Claim. Let $A,B,C$ be sets. If $A\subseteq B$, then $A\cap C\subseteq B\cap C$.

Proof. Assume $A\subseteq B$. By definition, this means $$\tag1 \forall x\colon (x\in A\to x\in B)$.$$

Let $x$ be arbitrary. Assume $$\tag2x\in A\cap C.$$ By the definition of $\cap $, this is equivalent to $$\tag3c\in A\land x\in C.$$ Hence we have $x\in A$ and $x\in C$. If we specialize $(1)$ to $x$, we obtain $x\in A\to x\in B$. Together with $x\in A$, this implies $x\in B$. From this an d$x\in C$, we conclude $x\in B\land x\in C$. By the definitin of $\cap$, the latter is equivalent to $x\in B\cap C$. As we showed $x\in B\cap C$ from $x\in A\cap C$, we conclude that $x\in A\cap C\to x\in B\cap C$, and as $x$ was arbitrary, we have $$ \forall x\colon(x\in A\cap C\to x\in B\cap C).$$ By the definition of $\subseteq$, this simply states that $$ A\cap C\subseteq B\cap C,$$ as was to be shown. $\square$

Answer 3

The given problem takes the following form:

For all sets $A, B$, and $C,\quad$ $A\subseteq B\implies A\cap C\subseteq B\cap C$.

Proof.(We call this Direct Proof)

Let $A, B,$ and $C$ be sets and assume that $A\subseteq B$. We want to show that $A\cap C\subseteq B\cap C$. Let $x\in A\cap C$. Then by using the definition of intersection, we get $x\in A$ and $x\in C$. Since $x\in A$ and $A\subseteq B$, it follows from the definition of subset that $x\in B$. So, were able to show that $x\in B$ and $x\in C$. Again, by using the definition of intersection, we conclude that $x\in B\cap C$. Because $x$ was arbitrarily chosen, we conclude that $A\cap C\subseteq B\cap C$.

Answer 4

I'd just like to remark that the arrows in your teachers explanation should not all be double arrows.

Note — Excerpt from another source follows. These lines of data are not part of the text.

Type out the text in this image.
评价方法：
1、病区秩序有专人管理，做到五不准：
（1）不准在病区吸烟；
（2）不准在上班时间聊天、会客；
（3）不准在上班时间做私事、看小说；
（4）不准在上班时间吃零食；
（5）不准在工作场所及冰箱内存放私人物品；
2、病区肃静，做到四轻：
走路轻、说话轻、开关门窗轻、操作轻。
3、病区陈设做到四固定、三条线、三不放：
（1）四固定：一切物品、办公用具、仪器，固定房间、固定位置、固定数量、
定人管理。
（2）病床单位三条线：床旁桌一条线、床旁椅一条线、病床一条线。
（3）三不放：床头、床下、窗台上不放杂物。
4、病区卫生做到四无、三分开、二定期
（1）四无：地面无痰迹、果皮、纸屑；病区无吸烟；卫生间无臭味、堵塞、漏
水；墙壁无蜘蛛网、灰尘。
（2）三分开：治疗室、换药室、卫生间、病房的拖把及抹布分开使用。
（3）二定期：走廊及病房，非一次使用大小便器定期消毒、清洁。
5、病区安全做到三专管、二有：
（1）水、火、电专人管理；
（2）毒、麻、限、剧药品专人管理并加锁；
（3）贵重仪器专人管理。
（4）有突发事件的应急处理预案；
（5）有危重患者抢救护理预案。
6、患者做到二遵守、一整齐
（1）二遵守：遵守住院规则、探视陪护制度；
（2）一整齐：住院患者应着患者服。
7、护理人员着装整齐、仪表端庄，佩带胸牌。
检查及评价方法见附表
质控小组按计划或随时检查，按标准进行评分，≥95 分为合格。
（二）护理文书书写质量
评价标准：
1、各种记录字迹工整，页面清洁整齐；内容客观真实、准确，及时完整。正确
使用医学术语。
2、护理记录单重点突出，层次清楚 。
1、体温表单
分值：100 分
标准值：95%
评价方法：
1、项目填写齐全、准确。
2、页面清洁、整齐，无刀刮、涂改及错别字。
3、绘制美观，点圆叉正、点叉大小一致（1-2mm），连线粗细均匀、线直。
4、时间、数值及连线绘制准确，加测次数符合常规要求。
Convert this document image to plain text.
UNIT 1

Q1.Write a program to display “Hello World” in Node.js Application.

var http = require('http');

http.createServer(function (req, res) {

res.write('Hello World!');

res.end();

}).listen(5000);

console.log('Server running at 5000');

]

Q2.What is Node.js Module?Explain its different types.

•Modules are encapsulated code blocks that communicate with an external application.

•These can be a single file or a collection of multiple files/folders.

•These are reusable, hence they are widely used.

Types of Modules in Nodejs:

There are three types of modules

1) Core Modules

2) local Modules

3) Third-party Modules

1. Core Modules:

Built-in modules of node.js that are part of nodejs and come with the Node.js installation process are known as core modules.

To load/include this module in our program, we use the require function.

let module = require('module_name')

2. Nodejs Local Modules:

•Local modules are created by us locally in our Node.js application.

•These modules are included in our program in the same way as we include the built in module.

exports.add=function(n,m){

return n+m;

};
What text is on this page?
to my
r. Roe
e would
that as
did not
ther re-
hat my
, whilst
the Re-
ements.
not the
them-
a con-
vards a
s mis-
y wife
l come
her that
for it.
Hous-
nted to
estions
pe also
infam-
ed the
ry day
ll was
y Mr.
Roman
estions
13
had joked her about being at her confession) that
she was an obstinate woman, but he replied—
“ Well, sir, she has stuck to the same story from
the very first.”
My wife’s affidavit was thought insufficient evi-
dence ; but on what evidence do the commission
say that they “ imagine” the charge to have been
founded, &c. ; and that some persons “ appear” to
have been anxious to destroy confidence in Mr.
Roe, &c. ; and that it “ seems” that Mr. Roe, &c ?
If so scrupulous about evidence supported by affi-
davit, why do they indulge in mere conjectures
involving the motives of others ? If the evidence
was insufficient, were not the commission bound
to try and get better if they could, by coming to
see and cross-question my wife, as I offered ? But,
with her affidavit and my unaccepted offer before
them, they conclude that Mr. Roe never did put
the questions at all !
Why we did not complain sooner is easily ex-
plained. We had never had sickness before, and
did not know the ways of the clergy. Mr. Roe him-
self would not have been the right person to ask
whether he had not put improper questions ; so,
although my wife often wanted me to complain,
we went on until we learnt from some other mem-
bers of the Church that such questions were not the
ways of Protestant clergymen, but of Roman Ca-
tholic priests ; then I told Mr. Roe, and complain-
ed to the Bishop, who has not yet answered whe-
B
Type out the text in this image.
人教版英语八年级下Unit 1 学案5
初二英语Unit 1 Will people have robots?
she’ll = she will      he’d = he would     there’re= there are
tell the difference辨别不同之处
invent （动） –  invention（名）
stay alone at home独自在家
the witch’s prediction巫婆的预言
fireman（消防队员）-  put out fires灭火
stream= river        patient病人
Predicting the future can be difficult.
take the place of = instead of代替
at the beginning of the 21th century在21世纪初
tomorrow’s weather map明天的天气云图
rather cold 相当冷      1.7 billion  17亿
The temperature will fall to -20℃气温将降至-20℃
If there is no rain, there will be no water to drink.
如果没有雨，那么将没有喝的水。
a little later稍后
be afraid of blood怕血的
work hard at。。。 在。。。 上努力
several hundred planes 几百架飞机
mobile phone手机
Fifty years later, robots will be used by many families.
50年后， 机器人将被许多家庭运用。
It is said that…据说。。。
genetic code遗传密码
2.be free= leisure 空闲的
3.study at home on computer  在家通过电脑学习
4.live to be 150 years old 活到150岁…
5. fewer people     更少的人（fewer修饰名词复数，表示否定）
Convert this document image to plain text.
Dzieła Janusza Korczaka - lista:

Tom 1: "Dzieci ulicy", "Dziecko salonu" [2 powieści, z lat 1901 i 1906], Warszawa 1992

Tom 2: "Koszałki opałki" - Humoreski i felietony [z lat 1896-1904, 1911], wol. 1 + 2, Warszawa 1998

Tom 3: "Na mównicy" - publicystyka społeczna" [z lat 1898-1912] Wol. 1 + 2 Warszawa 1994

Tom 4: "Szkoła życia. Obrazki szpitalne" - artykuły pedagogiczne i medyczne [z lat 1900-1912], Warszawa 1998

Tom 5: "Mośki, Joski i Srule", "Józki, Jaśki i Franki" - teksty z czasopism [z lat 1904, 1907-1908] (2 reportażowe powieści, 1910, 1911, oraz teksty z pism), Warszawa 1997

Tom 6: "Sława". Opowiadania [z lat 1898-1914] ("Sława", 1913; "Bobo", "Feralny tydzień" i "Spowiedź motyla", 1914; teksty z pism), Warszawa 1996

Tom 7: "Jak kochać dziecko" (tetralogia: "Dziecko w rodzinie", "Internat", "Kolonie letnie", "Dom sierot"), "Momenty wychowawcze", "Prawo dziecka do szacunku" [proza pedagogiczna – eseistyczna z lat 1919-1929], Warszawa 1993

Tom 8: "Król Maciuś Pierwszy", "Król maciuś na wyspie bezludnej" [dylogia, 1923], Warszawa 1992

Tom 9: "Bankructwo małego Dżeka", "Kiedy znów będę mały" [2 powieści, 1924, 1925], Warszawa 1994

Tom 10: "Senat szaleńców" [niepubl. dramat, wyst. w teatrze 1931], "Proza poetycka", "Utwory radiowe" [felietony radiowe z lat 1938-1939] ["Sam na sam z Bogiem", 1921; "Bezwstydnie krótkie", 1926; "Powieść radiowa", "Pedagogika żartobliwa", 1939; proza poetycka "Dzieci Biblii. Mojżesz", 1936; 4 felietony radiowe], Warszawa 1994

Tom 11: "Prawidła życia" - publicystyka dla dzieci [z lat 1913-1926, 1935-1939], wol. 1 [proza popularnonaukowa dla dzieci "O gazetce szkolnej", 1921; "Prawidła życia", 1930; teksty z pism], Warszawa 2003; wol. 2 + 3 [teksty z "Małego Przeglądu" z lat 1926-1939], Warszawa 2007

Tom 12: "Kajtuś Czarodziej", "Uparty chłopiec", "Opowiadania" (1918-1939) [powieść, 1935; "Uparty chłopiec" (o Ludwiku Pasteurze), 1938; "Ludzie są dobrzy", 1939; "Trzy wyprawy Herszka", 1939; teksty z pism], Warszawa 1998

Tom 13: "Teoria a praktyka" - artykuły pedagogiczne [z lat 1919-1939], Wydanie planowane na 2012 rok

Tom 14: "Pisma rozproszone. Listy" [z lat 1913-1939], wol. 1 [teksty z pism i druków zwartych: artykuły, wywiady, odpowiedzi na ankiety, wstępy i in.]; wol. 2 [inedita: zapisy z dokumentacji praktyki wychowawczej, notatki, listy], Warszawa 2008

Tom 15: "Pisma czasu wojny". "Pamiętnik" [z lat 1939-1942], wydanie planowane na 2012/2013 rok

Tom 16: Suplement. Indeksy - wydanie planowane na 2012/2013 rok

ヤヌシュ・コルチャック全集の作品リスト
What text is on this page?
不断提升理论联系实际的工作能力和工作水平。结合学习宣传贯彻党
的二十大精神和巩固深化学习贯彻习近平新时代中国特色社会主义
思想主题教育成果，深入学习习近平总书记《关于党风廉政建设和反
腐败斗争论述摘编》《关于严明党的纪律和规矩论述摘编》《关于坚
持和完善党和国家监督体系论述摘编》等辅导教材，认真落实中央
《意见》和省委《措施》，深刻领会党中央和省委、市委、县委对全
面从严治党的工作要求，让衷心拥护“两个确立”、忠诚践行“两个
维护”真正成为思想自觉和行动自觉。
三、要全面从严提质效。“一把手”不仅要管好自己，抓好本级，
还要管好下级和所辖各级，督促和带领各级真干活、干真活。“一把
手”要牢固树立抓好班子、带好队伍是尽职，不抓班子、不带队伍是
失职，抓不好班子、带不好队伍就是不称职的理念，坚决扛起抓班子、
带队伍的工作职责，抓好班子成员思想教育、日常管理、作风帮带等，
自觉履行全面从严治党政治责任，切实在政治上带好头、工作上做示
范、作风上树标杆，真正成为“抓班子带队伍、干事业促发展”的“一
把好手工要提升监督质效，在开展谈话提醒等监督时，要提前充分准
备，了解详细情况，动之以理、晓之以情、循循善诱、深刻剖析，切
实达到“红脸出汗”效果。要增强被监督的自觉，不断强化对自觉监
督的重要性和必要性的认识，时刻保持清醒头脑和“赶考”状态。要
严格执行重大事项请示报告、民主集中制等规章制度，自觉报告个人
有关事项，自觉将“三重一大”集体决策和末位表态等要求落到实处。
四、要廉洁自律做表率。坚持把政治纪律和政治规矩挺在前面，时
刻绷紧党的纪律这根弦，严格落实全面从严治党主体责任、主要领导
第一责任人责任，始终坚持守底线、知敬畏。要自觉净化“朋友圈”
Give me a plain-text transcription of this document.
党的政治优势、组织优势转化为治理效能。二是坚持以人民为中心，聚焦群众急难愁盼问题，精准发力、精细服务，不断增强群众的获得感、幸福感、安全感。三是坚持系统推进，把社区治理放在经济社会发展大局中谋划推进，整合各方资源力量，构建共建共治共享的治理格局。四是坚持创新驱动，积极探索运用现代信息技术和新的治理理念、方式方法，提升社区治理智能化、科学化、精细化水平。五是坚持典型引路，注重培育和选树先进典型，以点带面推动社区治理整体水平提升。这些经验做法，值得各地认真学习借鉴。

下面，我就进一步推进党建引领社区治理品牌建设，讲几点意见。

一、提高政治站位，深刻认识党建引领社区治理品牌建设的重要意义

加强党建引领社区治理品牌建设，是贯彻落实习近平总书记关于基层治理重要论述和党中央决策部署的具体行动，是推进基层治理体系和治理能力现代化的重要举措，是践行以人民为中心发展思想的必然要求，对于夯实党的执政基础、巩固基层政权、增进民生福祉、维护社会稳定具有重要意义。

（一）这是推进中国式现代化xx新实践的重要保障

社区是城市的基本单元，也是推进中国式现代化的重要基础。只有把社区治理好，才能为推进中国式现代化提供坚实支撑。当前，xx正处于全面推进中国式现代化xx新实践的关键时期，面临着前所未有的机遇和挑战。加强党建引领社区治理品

They should be $\Rightarrow$ instead. The double arrow implies that containment would go both ways but this is only true if the sets are equal.

Your teacher has asked you to prove: For all sets A and B, if $A ⊆ B$ then $(A \cap C) ⊆ (B \cap C)$.

I suppose you could write it using your proposed notation:

Let $P$ be the sentence "x belongs to $A$, $Q$ be the sentence "x belongs to $B$," $R$ be the sentence "x belongs to $C$ and let $A ⊆ B$. Then this can be written:

$P \wedge R \Rightarrow Q \wedge R$

This conditional statement fails if $P \wedge R$ is true and $Q \wedge R$ is false. $P \wedge R$ is true if both $P$ and $R$ are true. Consider, can $Q \wedge R$ be false? Only if either $Q$ or $R$ is false. However we have assumed $R$ to be true and we know $Q$ is true because we have assumed $P$ to be true and $P \Rightarrow Q$.

Therefore, the statement is always true.